We are never totally secure living in a world where both the just and the unjust are subject to worldly cares, losses or the insidious attacks of the man. There is always a choice. Those who place their lives in God’s hands never lose sight of God’s presence. They are the ones that seem to flourish in spite of their dire circumstances. Those opting to shun God and continue in impatience with life, fretting constantly and never understanding that no one can protect themselves against evil or have the strength to rise again when bad things happen in a fallen world.

The furnace of misfortune, disaster, human fickleness, grievous affliction and just plain misery, sorts out the ones who outwardly profess that God loves them but fail to walk that way, from those who have applied God’s love to their hearts and continue to live righteously in an evil world.
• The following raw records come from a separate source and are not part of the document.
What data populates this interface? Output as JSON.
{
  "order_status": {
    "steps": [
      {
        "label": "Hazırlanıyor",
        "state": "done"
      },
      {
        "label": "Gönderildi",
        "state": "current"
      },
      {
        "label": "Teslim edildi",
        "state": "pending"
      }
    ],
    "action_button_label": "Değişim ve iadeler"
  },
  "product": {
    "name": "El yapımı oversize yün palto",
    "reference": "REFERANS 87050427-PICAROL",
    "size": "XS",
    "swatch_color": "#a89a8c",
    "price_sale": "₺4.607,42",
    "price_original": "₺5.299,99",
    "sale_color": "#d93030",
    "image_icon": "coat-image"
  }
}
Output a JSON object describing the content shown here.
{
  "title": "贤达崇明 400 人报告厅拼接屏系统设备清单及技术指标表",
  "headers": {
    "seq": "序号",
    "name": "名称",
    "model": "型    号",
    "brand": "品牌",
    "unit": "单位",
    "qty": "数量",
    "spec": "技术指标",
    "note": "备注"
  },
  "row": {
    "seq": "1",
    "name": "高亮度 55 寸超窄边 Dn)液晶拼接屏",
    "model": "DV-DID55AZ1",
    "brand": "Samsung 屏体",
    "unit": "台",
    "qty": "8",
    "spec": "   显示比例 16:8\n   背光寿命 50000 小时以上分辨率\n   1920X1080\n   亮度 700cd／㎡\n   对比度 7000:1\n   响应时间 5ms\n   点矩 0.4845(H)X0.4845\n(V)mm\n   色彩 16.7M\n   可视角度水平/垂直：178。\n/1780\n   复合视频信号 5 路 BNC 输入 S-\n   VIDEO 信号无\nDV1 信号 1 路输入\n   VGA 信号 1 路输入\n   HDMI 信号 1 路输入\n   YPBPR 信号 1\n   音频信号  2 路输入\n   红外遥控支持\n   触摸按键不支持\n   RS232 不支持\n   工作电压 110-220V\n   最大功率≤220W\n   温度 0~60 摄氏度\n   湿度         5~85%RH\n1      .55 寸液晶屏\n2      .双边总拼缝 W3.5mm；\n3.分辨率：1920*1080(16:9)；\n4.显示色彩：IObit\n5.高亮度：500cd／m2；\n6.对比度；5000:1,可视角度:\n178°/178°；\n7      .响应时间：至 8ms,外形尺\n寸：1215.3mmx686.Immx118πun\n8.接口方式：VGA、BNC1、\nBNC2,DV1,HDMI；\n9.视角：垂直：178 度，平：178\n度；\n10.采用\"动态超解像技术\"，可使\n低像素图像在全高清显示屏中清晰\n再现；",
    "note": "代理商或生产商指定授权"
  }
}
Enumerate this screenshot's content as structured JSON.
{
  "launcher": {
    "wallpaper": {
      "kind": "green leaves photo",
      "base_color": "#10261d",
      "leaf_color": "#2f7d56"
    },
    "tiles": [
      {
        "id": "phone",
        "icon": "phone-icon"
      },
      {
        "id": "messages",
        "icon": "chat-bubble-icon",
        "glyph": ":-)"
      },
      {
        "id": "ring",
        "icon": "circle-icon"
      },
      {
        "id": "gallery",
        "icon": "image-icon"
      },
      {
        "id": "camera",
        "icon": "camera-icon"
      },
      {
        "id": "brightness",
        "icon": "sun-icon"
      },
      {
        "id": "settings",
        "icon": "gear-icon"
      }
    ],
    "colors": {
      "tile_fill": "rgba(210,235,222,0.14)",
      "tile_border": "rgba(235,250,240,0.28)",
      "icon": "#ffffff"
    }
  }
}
John Gill writes in his Exposition on the Entire Bible: A just man, though he does not fall from his righteousness, which is an everlasting one, nor from the grace of God; yet he may fall into temptation, and by it he may fall into sin, as every just man does; “for there is not a just man upon earth that doeth good and sins not…” [Ecc 7:20]

The mark of a godly man whose walk matches his talk, is able to do so because he keeps receiving via prayer a fresh application of grace. In his hurt and grief, he seeks God through the Word and learns how to walk in integrity [talk equals walk] and gains wisdom outside of his natural ability. Sin wants to put us down and keep us down. Grace wants to revive us no matter how grievous the sin. Remember David entering into adultery and then murder of his trusted friend to cover his sin with his wife? God did not leave him in that furnace. David, being a godly man named, owned and repented of his sin. God restored him to fellowship but not without consequences. If David had chosen to hide his sin he would have had no escape and his story would end differently. David sought access to God’s pardoning grace and therefore God could bring healing to him. Had David chosen to shun God’s forgiveness God would have left him to his own devices to wallow in it. The problem is, sin left unattended to its own devices will lead to more sin and that will lead to more trouble and distress.